Recognizing your child is being bullied can sometimes be difficult, according to Christy Redl, youth development co-ordinator with Chestermere Synergy, a non-profit group which does both community and youth work.

“It’s really tricky with bullying and I think it’s really important to first emphasize that there’s a big difference between conflict and bullying,” she said. “Conflict is a natural and healthy part of child development, and how we teach our children to deal with that conflict can determine whether or not that can escalate to bullying.

“The difference with bullying is it’s no longer healthy, it’s no longer a part of child development. When we’re looking at bullying, we’re looking at a power imbalance.”

According to Redl, children can often resolve conflict either on their own or with minimal support from a family member or teacher. However, when a child is bullied, they are not able to resolve that on their own and will require additional support.

“Conflict happens once or twice or every so often. Bullying is consistent, over a long period of time and (it is) relentless,” Redl explained.

Redl said there are some things to watch out for.
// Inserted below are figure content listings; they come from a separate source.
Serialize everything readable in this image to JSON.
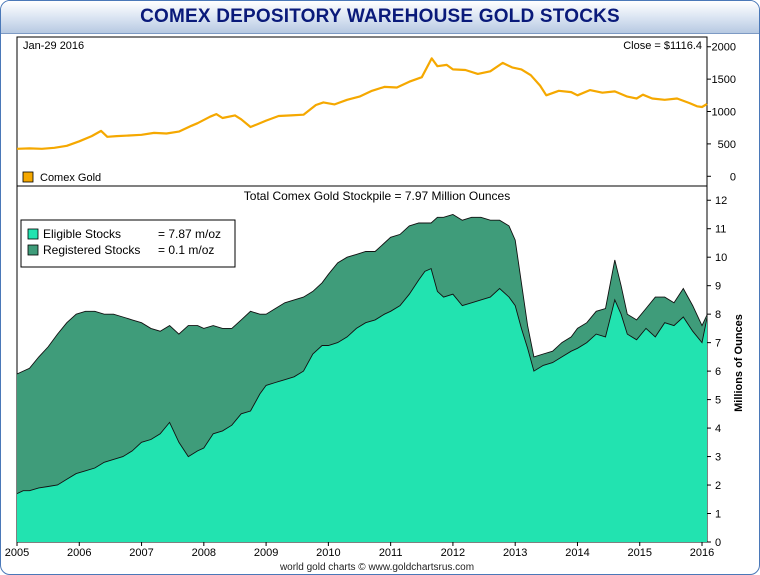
{
  "title": "COMEX DEPOSITORY WAREHOUSE GOLD STOCKS",
  "credit": "world gold charts © www.goldchartsrus.com",
  "colors": {
    "gold": "#f5a800",
    "eligible": "#22e3b0",
    "registered": "#3f9c7a",
    "accent": "#0a1a7a"
  },
  "chart_data": [
    {
      "type": "line",
      "name": "price-panel",
      "date_label": "Jan-29  2016",
      "close_label": "Close = $1116.4",
      "legend": [
        {
          "name": "Comex Gold",
          "color": "#f5a800"
        }
      ],
      "x_range": [
        2005,
        2016.08
      ],
      "ylim": [
        -150,
        2150
      ],
      "yticks": [
        0,
        500,
        1000,
        1500,
        2000
      ],
      "series": [
        {
          "name": "Comex Gold",
          "x": [
            2005.0,
            2005.2,
            2005.4,
            2005.6,
            2005.8,
            2006.0,
            2006.2,
            2006.35,
            2006.45,
            2006.6,
            2006.8,
            2007.0,
            2007.2,
            2007.4,
            2007.6,
            2007.8,
            2007.9,
            2008.1,
            2008.2,
            2008.3,
            2008.5,
            2008.6,
            2008.75,
            2008.85,
            2009.0,
            2009.2,
            2009.4,
            2009.6,
            2009.8,
            2009.92,
            2010.1,
            2010.3,
            2010.5,
            2010.7,
            2010.9,
            2011.1,
            2011.3,
            2011.5,
            2011.66,
            2011.75,
            2011.9,
            2012.0,
            2012.2,
            2012.4,
            2012.6,
            2012.8,
            2012.95,
            2013.1,
            2013.25,
            2013.4,
            2013.5,
            2013.7,
            2013.9,
            2014.0,
            2014.2,
            2014.4,
            2014.6,
            2014.8,
            2014.95,
            2015.05,
            2015.2,
            2015.4,
            2015.6,
            2015.8,
            2015.92,
            2016.0,
            2016.08
          ],
          "values": [
            425,
            430,
            425,
            440,
            470,
            540,
            620,
            700,
            610,
            620,
            630,
            640,
            670,
            660,
            690,
            780,
            820,
            920,
            960,
            900,
            940,
            880,
            760,
            800,
            860,
            930,
            940,
            950,
            1100,
            1140,
            1110,
            1180,
            1230,
            1320,
            1380,
            1370,
            1460,
            1530,
            1820,
            1700,
            1720,
            1650,
            1640,
            1580,
            1620,
            1750,
            1680,
            1650,
            1560,
            1400,
            1250,
            1320,
            1300,
            1250,
            1330,
            1290,
            1310,
            1230,
            1200,
            1260,
            1200,
            1180,
            1200,
            1130,
            1080,
            1070,
            1116
          ]
        }
      ]
    },
    {
      "type": "area",
      "name": "stocks-panel",
      "title": "Total Comex Gold Stockpile = 7.97 Million Ounces",
      "ylabel": "Millions of Ounces",
      "ylim": [
        0,
        12.5
      ],
      "yticks": [
        0,
        1,
        2,
        3,
        4,
        5,
        6,
        7,
        8,
        9,
        10,
        11,
        12
      ],
      "x_range": [
        2005,
        2016.08
      ],
      "xticks": [
        "2005",
        "2006",
        "2007",
        "2008",
        "2009",
        "2010",
        "2011",
        "2012",
        "2013",
        "2014",
        "2015",
        "2016"
      ],
      "legend": [
        {
          "name": "Eligible Stocks",
          "value": "= 7.87 m/oz",
          "color": "#22e3b0"
        },
        {
          "name": "Registered Stocks",
          "value": "= 0.1 m/oz",
          "color": "#3f9c7a"
        }
      ],
      "x": [
        2005.0,
        2005.1,
        2005.2,
        2005.35,
        2005.5,
        2005.65,
        2005.8,
        2005.95,
        2006.1,
        2006.25,
        2006.4,
        2006.55,
        2006.7,
        2006.85,
        2007.0,
        2007.15,
        2007.3,
        2007.45,
        2007.6,
        2007.75,
        2007.9,
        2008.0,
        2008.15,
        2008.3,
        2008.45,
        2008.6,
        2008.75,
        2008.9,
        2009.0,
        2009.15,
        2009.3,
        2009.45,
        2009.6,
        2009.75,
        2009.9,
        2010.0,
        2010.15,
        2010.3,
        2010.45,
        2010.6,
        2010.75,
        2010.9,
        2011.0,
        2011.15,
        2011.3,
        2011.45,
        2011.55,
        2011.65,
        2011.75,
        2011.85,
        2012.0,
        2012.15,
        2012.3,
        2012.45,
        2012.6,
        2012.75,
        2012.9,
        2013.0,
        2013.1,
        2013.2,
        2013.3,
        2013.45,
        2013.6,
        2013.75,
        2013.9,
        2014.0,
        2014.15,
        2014.3,
        2014.45,
        2014.6,
        2014.7,
        2014.8,
        2014.95,
        2015.1,
        2015.25,
        2015.4,
        2015.55,
        2015.7,
        2015.85,
        2016.0,
        2016.08
      ],
      "series": [
        {
          "name": "Eligible Stocks",
          "values": [
            1.7,
            1.8,
            1.8,
            1.9,
            1.95,
            2.0,
            2.2,
            2.4,
            2.5,
            2.6,
            2.8,
            2.9,
            3.0,
            3.2,
            3.5,
            3.6,
            3.8,
            4.2,
            3.5,
            3.0,
            3.2,
            3.3,
            3.8,
            3.9,
            4.1,
            4.5,
            4.6,
            5.2,
            5.5,
            5.6,
            5.7,
            5.8,
            6.0,
            6.6,
            6.9,
            6.9,
            7.0,
            7.2,
            7.5,
            7.7,
            7.8,
            8.0,
            8.1,
            8.3,
            8.7,
            9.2,
            9.5,
            9.6,
            8.8,
            8.6,
            8.7,
            8.3,
            8.4,
            8.5,
            8.6,
            8.9,
            8.6,
            8.3,
            7.5,
            6.8,
            6.0,
            6.2,
            6.3,
            6.5,
            6.7,
            6.8,
            7.0,
            7.3,
            7.2,
            8.5,
            8.0,
            7.3,
            7.1,
            7.5,
            7.2,
            7.7,
            7.6,
            7.9,
            7.4,
            7.0,
            7.87
          ]
        },
        {
          "name": "Registered Stocks",
          "values": [
            4.2,
            4.2,
            4.3,
            4.6,
            4.9,
            5.3,
            5.5,
            5.6,
            5.6,
            5.5,
            5.2,
            5.1,
            4.9,
            4.6,
            4.2,
            3.9,
            3.6,
            3.4,
            3.8,
            4.6,
            4.4,
            4.2,
            3.8,
            3.6,
            3.4,
            3.3,
            3.5,
            2.8,
            2.5,
            2.6,
            2.7,
            2.7,
            2.6,
            2.2,
            2.2,
            2.5,
            2.8,
            2.8,
            2.6,
            2.5,
            2.4,
            2.5,
            2.6,
            2.5,
            2.4,
            2.0,
            1.7,
            1.6,
            2.6,
            2.8,
            2.8,
            3.0,
            3.0,
            2.9,
            2.7,
            2.4,
            2.5,
            2.3,
            1.6,
            0.8,
            0.5,
            0.4,
            0.4,
            0.5,
            0.5,
            0.7,
            0.7,
            0.8,
            1.0,
            1.4,
            1.0,
            0.7,
            0.7,
            0.7,
            1.4,
            0.9,
            0.8,
            1.0,
            0.9,
            0.6,
            0.1
          ]
        }
      ]
    }
  ]
}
“You want to look for extreme behaviour changes. Your child is no longer showing interest in things that used to be fun for them. They’re no longer wanting to go to programs or events they used to enjoy. It can be very different for each individual child.

“They might say things to you. It might come out in their language like, ‘oh, I look ugly today,’ or things like that. It might also be something that other people bring up to you.”

Once it is determined that a child is actually the victim of bullying, Redl said there are a number of things parents and caregivers should do.

“The first thing is to have an honest conversation with that child, which may or may not be an easy thing to do, to get the information that you need,” she said. “There are a lot of resources, though, to help you both online and some via phone.”

“One of the conversations I think it’s really important for parents to have with their children if they think their children are at risk is a conversation surrounding suicide,” she said. “It’s not an easy conversation to have, it’s not a comfortable one but if you ask the question, at least you know.”

That question needs to be blunt – “Are you thinking about suicide” or “are you thinking about killing yourself” – Redl said.

“It’s a very, very important question for parents to practice even if they never have to use it.”

Chestermere Synergy provides information to parents who believe their child is being bullied, according to Redl. More information is available online at or by calling 403-207-7048.

Calling 211 – Alberta’s community and social services hotline – or the Alberta Children’s Hospital or Distress Centre in Calgary are also good options, according to Redl.